Qual a importância de estar no Festival de Gramado?
Poderia ser o ponto alto, mas vejo que a fase dos festivais está chegando ao fim. Em abril de 2013 começa um contrato de um ano com o Canal Brasil, que comprou os direitos de exibição do curta no último Cine PE. Este é o melhor prêmio, porque não é uma cosia que você guarda na estante. É mostrar o filme para as pessoas, dar a ele uma sobrevida.

Sessão lotada no Cine PE foi muito bonita. Como foi a experiência?
Ali tivemos noção do poder do filme. Fiquei assombrado, pois na adolescência queria ser jogador e estar ali foi como fazer um gol em um estádio de futebol lotado, com gritos, urros. Até agora foi a sessão mais forte do filme.
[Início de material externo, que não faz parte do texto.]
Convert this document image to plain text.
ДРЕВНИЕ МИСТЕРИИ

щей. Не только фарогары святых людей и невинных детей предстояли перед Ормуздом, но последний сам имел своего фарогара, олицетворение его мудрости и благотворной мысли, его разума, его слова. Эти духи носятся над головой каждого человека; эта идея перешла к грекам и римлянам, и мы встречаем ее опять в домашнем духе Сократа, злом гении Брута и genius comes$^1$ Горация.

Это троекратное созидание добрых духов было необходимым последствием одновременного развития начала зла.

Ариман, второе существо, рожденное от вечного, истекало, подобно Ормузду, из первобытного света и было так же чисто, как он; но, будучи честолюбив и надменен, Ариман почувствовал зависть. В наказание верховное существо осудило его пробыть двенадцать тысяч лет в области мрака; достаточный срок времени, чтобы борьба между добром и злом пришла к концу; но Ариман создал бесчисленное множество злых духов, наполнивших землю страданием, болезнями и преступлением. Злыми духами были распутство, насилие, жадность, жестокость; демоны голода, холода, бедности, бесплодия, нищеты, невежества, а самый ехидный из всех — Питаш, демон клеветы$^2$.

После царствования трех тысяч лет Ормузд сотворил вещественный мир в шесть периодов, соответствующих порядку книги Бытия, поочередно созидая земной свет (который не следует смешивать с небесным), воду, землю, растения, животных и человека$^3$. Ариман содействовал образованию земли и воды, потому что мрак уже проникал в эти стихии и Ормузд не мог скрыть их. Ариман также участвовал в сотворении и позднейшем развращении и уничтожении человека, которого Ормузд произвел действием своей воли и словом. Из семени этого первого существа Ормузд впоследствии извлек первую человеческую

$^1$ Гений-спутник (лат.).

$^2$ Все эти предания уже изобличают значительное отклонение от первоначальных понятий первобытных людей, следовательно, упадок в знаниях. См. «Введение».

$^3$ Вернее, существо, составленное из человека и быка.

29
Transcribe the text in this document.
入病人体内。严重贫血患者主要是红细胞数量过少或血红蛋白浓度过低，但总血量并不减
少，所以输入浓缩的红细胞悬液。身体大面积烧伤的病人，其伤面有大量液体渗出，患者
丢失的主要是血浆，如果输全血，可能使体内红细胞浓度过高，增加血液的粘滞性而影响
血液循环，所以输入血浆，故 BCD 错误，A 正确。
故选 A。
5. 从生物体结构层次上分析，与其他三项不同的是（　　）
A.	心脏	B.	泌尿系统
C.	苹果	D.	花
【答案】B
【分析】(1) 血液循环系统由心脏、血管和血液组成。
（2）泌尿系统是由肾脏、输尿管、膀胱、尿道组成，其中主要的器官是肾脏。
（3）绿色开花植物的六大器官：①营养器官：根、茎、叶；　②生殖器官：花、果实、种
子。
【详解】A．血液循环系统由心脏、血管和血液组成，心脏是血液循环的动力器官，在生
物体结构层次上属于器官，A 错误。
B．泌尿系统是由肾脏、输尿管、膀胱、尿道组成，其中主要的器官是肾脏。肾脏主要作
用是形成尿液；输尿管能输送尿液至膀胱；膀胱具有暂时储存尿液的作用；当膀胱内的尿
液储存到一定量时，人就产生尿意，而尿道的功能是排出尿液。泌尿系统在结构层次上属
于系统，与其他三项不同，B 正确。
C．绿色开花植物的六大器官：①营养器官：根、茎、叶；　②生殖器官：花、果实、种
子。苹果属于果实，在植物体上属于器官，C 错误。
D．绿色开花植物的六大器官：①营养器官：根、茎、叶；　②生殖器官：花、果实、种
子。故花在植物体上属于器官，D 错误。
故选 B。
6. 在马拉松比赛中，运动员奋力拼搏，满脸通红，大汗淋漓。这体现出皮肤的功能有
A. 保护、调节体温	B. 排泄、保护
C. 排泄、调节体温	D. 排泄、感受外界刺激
“Di Melo – o imorrível” estreou em julho de 2011, em Garanhuns. Foi um bom começo? Fale um pouco da carreira do filme.
Tem a ver com a história do filme, pois foi onde Di melo voltou aos palcos, em 2009. Inclusive filmamos esse show, como parte da pesquisa. Já na estreia a reação ao filme foi surpreendente, conseguimos lotar o cinema, Di melo estava lá, teve debate. Nesse dia tive a noção do poder do filme, antes até da exibição, quando Daniel Leite, que finalizou o curta em 35mm, durante o teste falou que os técnicos do laboratório piraram, que eles assistem filmes o dia todo e dificilmente param para ver ou comentar. Na sequência estivemos no Festival de Triunfo, Play The Movie, Janela Internacional de Cinema do Recife e mais cinco festivais antes do Cine PE, que gerou repercussão nacional. Em Guarnicê (MA) fomos eleitos pelo júri oficial e popular. Depois teve o In Edit, Cine Vitrine e Festival de Gramado.
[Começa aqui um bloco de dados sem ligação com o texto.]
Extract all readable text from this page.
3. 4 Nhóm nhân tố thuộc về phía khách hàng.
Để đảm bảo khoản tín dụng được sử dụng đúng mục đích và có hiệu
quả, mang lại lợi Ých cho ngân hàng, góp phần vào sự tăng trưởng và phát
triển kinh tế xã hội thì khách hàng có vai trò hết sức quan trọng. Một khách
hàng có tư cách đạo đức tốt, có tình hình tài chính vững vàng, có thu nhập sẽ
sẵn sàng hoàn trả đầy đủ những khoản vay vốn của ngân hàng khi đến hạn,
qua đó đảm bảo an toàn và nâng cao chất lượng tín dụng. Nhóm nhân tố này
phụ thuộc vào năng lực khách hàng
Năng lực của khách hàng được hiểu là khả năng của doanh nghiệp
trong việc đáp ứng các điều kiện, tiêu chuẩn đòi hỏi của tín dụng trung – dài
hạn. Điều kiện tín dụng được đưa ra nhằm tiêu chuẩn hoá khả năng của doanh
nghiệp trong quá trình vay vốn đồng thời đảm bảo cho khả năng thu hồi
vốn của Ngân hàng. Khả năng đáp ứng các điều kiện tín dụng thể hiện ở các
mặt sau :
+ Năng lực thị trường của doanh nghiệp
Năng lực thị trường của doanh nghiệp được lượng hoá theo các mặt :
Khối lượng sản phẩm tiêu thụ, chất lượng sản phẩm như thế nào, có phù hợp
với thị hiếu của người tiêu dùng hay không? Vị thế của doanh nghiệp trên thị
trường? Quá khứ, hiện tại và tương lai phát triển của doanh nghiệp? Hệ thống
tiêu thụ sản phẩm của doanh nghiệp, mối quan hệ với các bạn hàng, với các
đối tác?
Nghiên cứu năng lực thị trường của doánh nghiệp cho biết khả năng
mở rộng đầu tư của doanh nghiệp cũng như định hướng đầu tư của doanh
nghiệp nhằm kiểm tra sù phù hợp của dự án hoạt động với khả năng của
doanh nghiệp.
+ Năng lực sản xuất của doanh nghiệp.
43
O filme é uma produção Pernambuco / São Paulo, tudo a ver com a história do personagem.
Sim, o filme é uma co-produção, uma mistura de dois olhares. Da minha parte, começou antes, quando captei imagens para fazer um videoclipe para a faixa “Conformópolis”, que acabamos usando no curta. Mas o filme tem uma atmosfera pop que é de Rubens, sozinho jamais conseguiria imprimir.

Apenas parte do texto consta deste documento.